Koko can decide her bananas-per-hour eating speed of k. Each hour, she chooses some pile of bananas and eats k bananas from that pile. If the pile has less than k bananas, she eats all of them instead and will not eat any more bananas during this hour.
Koko likes to eat slowly but still wants to finish eating all the bananas before the guards return.

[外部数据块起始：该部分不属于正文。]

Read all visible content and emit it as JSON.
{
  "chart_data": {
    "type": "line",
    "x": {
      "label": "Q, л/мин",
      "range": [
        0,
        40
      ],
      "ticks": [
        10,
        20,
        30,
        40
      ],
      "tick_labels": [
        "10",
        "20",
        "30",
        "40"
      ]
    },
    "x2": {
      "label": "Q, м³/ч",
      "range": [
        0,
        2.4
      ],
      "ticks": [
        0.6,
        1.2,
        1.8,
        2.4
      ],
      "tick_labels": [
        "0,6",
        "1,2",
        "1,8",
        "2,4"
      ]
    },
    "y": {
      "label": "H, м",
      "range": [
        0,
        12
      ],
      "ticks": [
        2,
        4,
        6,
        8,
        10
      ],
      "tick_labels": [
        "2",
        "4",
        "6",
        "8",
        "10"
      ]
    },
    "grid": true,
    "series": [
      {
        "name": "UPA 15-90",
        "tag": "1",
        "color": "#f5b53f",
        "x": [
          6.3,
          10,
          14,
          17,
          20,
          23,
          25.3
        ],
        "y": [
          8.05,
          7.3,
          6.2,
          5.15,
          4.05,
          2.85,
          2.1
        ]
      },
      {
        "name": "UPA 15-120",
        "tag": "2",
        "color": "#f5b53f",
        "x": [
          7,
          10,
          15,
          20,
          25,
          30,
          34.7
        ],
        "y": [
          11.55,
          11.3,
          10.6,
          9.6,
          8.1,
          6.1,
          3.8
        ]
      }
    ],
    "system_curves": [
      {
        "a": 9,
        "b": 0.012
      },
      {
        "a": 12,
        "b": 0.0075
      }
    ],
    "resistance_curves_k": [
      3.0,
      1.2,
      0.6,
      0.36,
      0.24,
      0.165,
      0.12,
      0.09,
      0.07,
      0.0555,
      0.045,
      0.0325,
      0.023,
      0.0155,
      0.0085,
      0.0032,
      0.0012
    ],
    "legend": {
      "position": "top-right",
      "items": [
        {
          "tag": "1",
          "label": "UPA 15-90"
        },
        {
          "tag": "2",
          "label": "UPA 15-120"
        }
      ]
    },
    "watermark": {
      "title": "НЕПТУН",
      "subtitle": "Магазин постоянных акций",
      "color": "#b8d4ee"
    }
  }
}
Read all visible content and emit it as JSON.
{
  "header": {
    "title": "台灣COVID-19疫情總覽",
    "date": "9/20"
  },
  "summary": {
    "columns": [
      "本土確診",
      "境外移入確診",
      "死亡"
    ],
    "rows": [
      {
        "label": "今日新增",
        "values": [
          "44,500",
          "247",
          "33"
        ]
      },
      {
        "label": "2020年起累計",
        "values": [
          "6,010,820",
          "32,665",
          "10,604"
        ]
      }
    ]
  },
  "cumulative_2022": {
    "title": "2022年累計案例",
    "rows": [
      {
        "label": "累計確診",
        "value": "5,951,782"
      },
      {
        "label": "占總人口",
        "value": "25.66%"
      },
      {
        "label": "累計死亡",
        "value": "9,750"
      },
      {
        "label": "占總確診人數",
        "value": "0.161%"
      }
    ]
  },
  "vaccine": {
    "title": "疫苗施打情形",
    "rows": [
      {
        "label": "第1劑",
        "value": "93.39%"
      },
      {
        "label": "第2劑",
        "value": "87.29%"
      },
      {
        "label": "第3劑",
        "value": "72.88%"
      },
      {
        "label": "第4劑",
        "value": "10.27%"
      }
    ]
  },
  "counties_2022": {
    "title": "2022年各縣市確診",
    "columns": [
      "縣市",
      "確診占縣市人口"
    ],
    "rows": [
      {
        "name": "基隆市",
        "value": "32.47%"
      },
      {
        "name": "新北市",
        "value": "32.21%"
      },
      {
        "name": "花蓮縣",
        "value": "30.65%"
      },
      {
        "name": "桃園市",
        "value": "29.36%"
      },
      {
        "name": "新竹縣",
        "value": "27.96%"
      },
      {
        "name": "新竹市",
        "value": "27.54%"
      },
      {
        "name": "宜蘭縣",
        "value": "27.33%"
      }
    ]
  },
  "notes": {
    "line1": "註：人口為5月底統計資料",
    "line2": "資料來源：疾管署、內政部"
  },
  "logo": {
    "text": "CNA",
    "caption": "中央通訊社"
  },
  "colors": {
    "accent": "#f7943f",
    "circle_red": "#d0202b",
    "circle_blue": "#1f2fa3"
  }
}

Return the minimum integer k such that she can eat all the bananas within h hours.
暴力法
根据题意,可以比较简单的写出暴力法,从K为最小值开始,一个个的去算时间,当找到第一个符合要求的K时返回。
/**
* 暴力法
* @param {number[]} piles
* @param {number} h
* @return {number}
*/
var minEatingSpeed = function (piles, h) {
let K = 1;
while (true) {
const total = piles.reduce((acc, crr) => Math.ceil(crr / K) + acc, 0);
if (total <= h) return K;
K += 1;
}
};
二分查找
暴力法会耗时的主要原因是每次都是+1,一个个的去算结果。既然知道左右极值,就可以用左边界二分查找法去优化。
当total > h
时,说明K的值还太小,缩小左边界。
/**
* 二分查找
* @param {number[]} piles
* @param {number} h
* @return {number}
*/
var minEatingSpeed = function (piles, h) {
let left = 1;
let right = 10 ** 9;
while (left <= right) {
const mid = ~~((left + right) / 2);
const total = piles.reduce((acc, crr) => Math.ceil(crr / mid) + acc, 0);
if (total === h) right = mid - 1;
else if (total > h) left = mid + 1;
else right = mid - 1;
}
return left;
};
End
先写出暴力法,然后伺机优化,在探索阶段比较容易发现题目的思路。